South Carolina uses equitable distribution for marital property — which means fair, not necessarily 50/50. Courts weigh factors including length of the marriage, contributions of each spouse, and economic circumstances. Non-marital property (assets owned before the marriage or received as gifts or inheritance) is generally excluded — but the burden is on you to prove it's non-marital with documentation.
Child custody follows the best interest of the child standard. Courts consider stability, each parent's relationship with the child, and sometimes the child's stated preferences (depending on age and maturity). There's no automatic preference for mothers or fathers under South Carolina law — though every case is fact-specific.

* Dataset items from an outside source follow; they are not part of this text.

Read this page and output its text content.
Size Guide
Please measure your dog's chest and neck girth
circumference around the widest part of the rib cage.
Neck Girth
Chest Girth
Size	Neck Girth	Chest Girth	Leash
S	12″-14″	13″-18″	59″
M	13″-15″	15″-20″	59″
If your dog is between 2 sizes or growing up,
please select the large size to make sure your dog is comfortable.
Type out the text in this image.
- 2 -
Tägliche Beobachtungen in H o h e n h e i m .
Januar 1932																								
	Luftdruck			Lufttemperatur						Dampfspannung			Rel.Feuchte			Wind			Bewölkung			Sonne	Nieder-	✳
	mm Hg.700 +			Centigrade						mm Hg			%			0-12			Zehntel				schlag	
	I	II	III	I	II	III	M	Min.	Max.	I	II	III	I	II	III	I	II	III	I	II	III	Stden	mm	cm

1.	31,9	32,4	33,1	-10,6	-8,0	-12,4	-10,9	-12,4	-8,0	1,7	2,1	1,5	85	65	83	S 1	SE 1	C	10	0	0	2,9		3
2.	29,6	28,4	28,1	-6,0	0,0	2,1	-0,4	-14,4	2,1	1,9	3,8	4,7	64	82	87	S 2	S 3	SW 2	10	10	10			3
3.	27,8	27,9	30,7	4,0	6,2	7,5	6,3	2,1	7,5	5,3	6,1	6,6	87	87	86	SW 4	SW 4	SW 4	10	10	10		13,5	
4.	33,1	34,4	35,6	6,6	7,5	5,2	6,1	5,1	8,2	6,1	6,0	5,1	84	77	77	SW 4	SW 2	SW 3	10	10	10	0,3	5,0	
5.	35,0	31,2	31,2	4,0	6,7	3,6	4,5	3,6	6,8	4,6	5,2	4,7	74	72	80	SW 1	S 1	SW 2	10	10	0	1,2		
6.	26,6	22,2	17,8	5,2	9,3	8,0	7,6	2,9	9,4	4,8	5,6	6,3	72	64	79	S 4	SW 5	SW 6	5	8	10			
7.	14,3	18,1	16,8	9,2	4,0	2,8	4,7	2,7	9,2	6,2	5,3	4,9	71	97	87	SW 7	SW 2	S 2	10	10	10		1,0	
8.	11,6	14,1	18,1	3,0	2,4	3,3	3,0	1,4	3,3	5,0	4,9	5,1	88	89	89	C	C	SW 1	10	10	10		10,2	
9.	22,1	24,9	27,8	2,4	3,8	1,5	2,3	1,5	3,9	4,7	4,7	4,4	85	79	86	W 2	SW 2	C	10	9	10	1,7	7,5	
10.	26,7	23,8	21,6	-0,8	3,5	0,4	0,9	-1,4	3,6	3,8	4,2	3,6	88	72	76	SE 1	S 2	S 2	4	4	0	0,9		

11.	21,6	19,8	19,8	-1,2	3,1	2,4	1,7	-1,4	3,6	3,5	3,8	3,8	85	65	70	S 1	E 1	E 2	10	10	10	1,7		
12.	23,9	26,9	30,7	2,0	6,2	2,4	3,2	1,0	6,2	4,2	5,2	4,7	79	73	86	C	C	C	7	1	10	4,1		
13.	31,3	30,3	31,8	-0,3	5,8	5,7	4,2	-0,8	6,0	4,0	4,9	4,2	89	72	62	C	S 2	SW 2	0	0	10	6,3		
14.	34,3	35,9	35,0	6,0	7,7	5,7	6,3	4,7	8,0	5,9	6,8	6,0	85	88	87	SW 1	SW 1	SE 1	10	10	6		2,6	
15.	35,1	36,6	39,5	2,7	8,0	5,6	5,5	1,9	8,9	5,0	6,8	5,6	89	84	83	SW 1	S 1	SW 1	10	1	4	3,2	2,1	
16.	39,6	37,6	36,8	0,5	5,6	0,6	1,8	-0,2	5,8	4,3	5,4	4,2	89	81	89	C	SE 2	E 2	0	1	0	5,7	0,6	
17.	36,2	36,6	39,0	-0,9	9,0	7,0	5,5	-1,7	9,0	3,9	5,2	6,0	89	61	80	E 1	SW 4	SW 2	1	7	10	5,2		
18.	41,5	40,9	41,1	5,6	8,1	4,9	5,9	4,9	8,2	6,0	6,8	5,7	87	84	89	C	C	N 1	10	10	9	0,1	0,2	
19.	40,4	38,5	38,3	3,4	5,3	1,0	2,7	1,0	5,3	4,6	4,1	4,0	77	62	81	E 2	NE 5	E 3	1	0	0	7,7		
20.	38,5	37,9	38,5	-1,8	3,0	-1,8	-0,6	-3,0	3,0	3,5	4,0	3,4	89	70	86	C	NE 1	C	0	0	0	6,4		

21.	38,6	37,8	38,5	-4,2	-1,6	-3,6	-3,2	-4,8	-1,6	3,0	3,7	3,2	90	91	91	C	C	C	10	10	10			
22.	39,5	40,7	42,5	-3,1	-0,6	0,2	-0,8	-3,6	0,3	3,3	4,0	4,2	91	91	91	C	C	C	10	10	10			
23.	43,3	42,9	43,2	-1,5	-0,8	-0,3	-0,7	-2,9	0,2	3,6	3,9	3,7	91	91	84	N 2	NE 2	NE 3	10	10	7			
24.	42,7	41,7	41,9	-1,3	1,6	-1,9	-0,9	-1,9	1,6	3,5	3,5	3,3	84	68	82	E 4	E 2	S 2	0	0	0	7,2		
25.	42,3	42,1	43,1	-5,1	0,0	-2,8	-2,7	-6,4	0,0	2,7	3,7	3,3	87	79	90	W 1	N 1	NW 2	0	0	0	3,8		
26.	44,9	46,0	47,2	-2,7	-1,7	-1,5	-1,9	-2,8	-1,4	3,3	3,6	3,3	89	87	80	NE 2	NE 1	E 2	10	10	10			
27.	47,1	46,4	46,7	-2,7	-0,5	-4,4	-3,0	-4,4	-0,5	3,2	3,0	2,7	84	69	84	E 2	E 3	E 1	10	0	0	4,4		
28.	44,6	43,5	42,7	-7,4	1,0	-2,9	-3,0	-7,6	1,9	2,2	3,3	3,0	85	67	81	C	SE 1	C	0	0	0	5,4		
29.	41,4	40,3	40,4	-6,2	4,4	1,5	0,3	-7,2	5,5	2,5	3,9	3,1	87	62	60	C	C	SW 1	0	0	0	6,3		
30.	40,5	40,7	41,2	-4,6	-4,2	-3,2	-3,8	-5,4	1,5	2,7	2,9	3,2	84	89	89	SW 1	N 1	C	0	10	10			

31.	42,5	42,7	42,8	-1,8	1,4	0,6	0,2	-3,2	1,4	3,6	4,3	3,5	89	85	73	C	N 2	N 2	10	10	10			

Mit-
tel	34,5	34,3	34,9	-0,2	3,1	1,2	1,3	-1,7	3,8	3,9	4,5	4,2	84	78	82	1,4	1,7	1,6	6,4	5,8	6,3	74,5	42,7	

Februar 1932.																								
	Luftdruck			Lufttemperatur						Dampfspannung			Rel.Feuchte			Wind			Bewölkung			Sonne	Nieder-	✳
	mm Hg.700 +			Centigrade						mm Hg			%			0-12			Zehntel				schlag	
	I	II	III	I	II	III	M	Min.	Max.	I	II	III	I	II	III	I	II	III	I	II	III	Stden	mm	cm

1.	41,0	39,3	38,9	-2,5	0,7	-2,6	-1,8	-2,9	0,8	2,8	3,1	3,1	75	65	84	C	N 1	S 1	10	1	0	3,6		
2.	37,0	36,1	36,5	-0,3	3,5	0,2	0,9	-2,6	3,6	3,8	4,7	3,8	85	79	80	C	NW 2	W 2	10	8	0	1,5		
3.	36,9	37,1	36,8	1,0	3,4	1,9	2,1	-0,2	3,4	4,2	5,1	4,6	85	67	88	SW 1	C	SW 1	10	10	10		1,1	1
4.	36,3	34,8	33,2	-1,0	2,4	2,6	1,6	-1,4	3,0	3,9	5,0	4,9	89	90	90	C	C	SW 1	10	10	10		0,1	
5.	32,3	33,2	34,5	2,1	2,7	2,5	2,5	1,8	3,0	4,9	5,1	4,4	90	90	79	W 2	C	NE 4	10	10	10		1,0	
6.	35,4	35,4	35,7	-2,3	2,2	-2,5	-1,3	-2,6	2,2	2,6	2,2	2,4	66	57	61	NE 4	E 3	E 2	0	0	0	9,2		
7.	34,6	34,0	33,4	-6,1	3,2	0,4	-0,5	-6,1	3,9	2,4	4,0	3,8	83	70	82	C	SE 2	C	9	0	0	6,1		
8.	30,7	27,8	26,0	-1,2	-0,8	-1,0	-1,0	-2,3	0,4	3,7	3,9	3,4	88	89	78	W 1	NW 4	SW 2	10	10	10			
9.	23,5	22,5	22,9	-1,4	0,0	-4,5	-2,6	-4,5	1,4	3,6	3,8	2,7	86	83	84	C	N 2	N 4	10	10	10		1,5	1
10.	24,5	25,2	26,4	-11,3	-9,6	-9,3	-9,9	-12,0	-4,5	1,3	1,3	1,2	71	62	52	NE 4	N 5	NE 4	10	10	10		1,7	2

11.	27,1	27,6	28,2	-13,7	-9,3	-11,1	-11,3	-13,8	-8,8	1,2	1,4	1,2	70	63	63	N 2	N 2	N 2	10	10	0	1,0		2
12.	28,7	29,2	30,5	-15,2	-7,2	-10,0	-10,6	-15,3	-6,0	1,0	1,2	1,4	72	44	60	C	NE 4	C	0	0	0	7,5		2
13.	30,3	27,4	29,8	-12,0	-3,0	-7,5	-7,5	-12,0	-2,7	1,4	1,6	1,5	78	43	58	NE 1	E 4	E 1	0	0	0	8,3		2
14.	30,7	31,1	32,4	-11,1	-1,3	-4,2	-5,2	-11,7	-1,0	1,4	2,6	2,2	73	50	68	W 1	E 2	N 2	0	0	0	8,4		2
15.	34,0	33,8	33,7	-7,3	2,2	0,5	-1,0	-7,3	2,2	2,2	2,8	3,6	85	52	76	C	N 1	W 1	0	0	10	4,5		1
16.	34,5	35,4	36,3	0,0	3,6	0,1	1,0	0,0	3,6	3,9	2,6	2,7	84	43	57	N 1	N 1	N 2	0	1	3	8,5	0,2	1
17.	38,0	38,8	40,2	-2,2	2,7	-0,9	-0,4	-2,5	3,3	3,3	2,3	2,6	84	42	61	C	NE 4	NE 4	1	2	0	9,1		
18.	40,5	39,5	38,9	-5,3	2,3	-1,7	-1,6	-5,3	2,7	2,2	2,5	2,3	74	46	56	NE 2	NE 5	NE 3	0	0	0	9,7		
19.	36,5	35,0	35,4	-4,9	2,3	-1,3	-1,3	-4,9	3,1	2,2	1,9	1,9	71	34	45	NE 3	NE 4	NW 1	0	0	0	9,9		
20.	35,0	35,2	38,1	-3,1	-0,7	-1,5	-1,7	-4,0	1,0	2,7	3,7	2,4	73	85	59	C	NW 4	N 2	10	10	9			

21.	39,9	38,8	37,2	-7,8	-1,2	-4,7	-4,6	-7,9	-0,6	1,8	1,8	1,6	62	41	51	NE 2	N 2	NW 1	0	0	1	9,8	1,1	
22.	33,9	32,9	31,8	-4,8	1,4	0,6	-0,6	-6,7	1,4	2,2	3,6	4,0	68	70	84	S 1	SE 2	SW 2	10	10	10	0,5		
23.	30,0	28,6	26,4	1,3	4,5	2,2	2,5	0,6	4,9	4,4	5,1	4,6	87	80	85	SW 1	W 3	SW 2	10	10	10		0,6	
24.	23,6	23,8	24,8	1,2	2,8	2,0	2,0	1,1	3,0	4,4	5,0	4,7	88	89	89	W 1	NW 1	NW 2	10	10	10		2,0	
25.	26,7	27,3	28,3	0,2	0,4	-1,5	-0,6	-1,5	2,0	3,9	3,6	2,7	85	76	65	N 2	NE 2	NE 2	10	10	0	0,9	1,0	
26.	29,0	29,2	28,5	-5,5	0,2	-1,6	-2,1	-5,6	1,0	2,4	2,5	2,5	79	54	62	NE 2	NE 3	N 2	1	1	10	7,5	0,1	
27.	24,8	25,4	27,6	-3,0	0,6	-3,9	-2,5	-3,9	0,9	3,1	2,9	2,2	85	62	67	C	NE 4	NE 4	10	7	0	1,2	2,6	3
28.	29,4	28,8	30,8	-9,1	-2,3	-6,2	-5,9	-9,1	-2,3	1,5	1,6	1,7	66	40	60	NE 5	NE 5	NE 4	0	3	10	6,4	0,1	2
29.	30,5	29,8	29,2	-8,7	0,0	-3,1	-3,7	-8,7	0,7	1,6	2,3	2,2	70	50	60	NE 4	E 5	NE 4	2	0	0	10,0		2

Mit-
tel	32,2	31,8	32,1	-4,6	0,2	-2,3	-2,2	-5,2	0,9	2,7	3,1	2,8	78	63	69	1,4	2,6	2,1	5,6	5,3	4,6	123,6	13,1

Alimony in South Carolina comes in multiple forms: periodic (ongoing monthly payments), lump sum, rehabilitative (time-limited support to allow a spouse to become self-sufficient), and reimbursement alimony. Adultery bars the adulterous spouse from receiving alimony — one of the few areas where fault directly affects a financial outcome. As the South Carolina statutes documented through Justia reflect, alimony termination rules are strict and largely non-modifiable once incorporated into a final decree.
Timelines and Costs: What to Actually Budget For
Numbers matter early — so here's a realistic breakdown based on the type of divorce you're likely facing.
| Divorce Type | Typical Timeline | Estimated Cost Range | Best For |
|---|---|---|---|
| Uncontested, no children, no property disputes | 3–5 months after separation | $1,500–$4,000 | Short marriages, amicable splits with written agreement |
| Uncontested with mediated agreement | 4–8 months | $3,000–$7,500 | Couples with some assets or children who reach settlement |
| Contested — property or support disputes only | 8–18 months | $8,000–$20,000 | High-asset cases or disagreements on alimony |
| Contested — custody disputes included | 12–24+ months | $15,000–$35,000+ | Cases requiring guardian ad litem, evaluations, or trial |
| DIY / Pro Se uncontested divorce | 3–6 months after separation | $250–$800 (filing fees + forms) | Truly amicable, no minor children, limited assets |
Quick note on the DIY path: South Carolina allows pro se (self-represented) divorce filings, and the state provides court-approved forms. But errors in those forms — especially around property descriptions or parenting plan language — can create problems that cost more to fix than an attorney would have charged upfront. I've seen people save $2,000 on legal fees and spend $6,000 correcting a property deed issue two years later.
State-Specific Rules You Need to Know
South Carolina has several procedural quirks that differ from neighboring states — and from what you might find in general divorce guides written for broad audiences.
- No legal separation statute: SC does not have a formal legal separation process. You can file for separate support and maintenance, which addresses support and custody without dissolving the marriage — but it's not equivalent to legal separation in states like North Carolina.
- Cooling-off period after reconciliation: If you resume living together during the one-year separation, the clock fully resets. There is no partial credit.
- Mandatory mediation: Most SC Family Court circuits require mediation in contested cases before scheduling a final hearing. Budget $500–$1,500 for a half-day mediation session.
- Religious annulment has no legal effect: A church annulment does not constitute a legal divorce in South Carolina. You still must go through the civil process.
- Name restoration: South Carolina allows you to request a legal name restoration as part of the divorce decree itself — no separate petition required.
Worth knowing: the county you file in matters. Caseload backlogs vary significantly across SC's Family Court circuits. Richland and Charleston counties tend to have longer wait times than smaller counties. If both spouses are SC residents, you have options — and choosing the right county can shave months off your timeline without being strategic in any improper way.
- No legal separation statute — SC uses 'separate support and maintenance' instead
- Reconciliation during the one-year separation resets the clock completely
- Mandatory mediation in contested cases before final hearing
- Religious annulment has no legal effect on your marital status
- Name restoration can be requested within the divorce decree itself
- Filing county affects timeline due to varying court backlogs
Questions to Ask Before You Sign Anything
These aren't rhetorical — they're the diagnostics that separate people who get through this cleanly from those who spend the next three years untangling what they signed.
- Is my separation date documented? Do I have written proof (lease, utility bill, affidavit) of when we began living separately?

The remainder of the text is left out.